I am a walking economic stereotype, one increasingly in the crosshairs of global regulators. The “subscription economy” is facing its first serious crisis. The rush of companies offering consumers subscription services or products began around 2011, led by streaming music and TV services, and quickly followed by boxes of beauty products, clothing, organic coffee, craft beer, food for pets and much more.

For consumers, the appeal was convenience or the ability to try new things, without the need to do any research. For the companies, entrepreneurs, and venture capitalists that jumped into this space, the hook was a more direct relationship with customers who were supposedly not only less price-sensitive, but also more open to buying more. stuff.

This is about to be put to the test. Netflix is ​​the canary of this process. Its shares fell 40% last month as it warned its subscriber growth had reversed. Bland content and ruthless competition were two of the explanations. But data from Ampere Analysis suggests that the tightening of belts has played a role, as there is evidence that younger and lower-earning subscribers are leaving Netflix in greater numbers.

The spending audit will not end there. The Kantar Global Affairs Barometer found that almost 40% of households around the world plan to cut entertainment subscriptions this year. But a much larger number hope to cut back on luxuries, especially in markets where inflation is highest. This will cause customers to consider whether it offsets the implied convenience that some services offer: Meal kits, for example, are 60% to 140% more expensive than buying the ingredients separately or the meal prepared, according to Bernstein’s analysis.

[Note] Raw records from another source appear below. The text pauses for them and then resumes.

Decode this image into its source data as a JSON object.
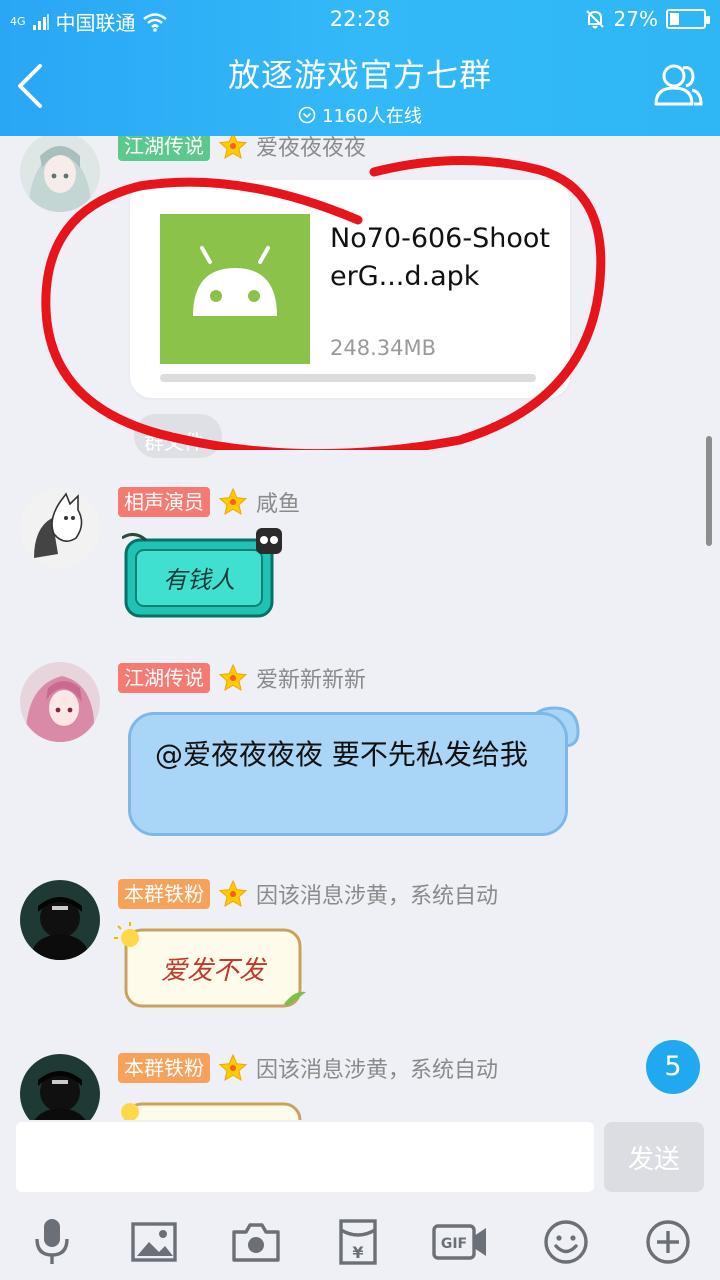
{
  "status": {
    "network": "4G",
    "carrier": "中国联通",
    "time": "22:28",
    "battery": "27%"
  },
  "header": {
    "title": "放逐游戏官方七群",
    "online": "1160人在线"
  },
  "messages": [
    {
      "badge": "江湖传说",
      "nick": "爱夜夜夜夜",
      "file": {
        "name": "No70-606-ShooterG...d.apk",
        "size": "248.34MB"
      },
      "system_chip": "群文件"
    },
    {
      "badge": "相声演员",
      "nick": "咸鱼",
      "sticker": "有钱人"
    },
    {
      "badge": "江湖传说",
      "nick": "爱新新新新",
      "text": "@爱夜夜夜夜 要不先私发给我"
    },
    {
      "badge": "本群铁粉",
      "nick": "因该消息涉黄，系统自动",
      "sticker": "爱发不发"
    },
    {
      "badge": "本群铁粉",
      "nick": "因该消息涉黄，系统自动"
    }
  ],
  "unread_count": "5",
  "input": {
    "value": "",
    "placeholder": "",
    "send_label": "发送"
  },
  "toolbar": [
    "mic-icon",
    "image-icon",
    "camera-icon",
    "red-packet-icon",
    "gif-icon",
    "emoji-icon",
    "plus-icon"
  ],
  "colors": {
    "header": "#2fb2f6",
    "badge_green": "#5ac98b",
    "badge_red": "#f57a72",
    "badge_orange": "#f7a25a",
    "bubble": "#a9d6f7",
    "annotation": "#e8141b"
  }
}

Post-pandemic, a lot can be eliminated: captive consumers, fear of going to stores and simple boredom favored a boom in subscriptions. Barclaycard estimated last year that 8 in 10 British households subscribed to at least one service, putting the average per household at seven in 2020. Zuora, a subscription management platform, found that the average number of subscriptions per person had increased between 2018 and 2020 in most world markets, with China in the lead. That growth was led by younger adults who were more willing to try new categories, Bernstein notes.

“Personally, I think there’s a limit to the number of subscriptions one person can have,” says Balderton’s Suranga Chandratillake, who has backed established companies like Beauty Pie and Smol. “Things that are a bit superfluous will have to be removed… some [models] that were doing well in good times will have problems in the next couple of years.”

The boom-time mindset may have given a technological sheen to companies that were subject to the same price, quality, and customer whim pressures as any other consumer goods business. “Investors have liked…the recurring income stream,” explains another venture capitalist. “It looks like software as a service.” Global venture investment in consumer subscription services doubled between 2016 and 2020, and did so again in 2021, according to data from Dealroom.

Meanwhile, regulators want to subject the economics of subscriptions to new rules, in ways that could further dent bullish assumptions about customer loyalty or the rate of free trials converting to paying customers. In the United States, where 84% of consumers underestimate what they spend on subscriptions each month, according to a 2018 study, efforts are being made to address so-called negative choices, such as renewing subscriptions without explicit consent.

The EU and the United Kingdom have focused on the asymmetries between the ease of subscribing and the difficulty of unsubscribing. The British government, which wants to create a reinforced consumer regulator with new powers to impose fines, calculates that unwanted subscription payments by consumers amount to 1,800 million pounds (2,120 million euros) a year, that is, about £60 per household. “It’s inevitable that the environment will get tougher for these companies,” says Ben Chivers, business partner at Travers Smith.

The answer to the question of how loyal a subscriber is is probably lower than previously thought.

© The Financial Times Limited [2021]. All rights reserved. FT and Financial Times are registered trademarks of Financial Times Limited. Redistribution, copying or modification is prohibited. EXPANSIÓN is solely responsible for this translation and Financial Times Limited is not responsible for its accuracy.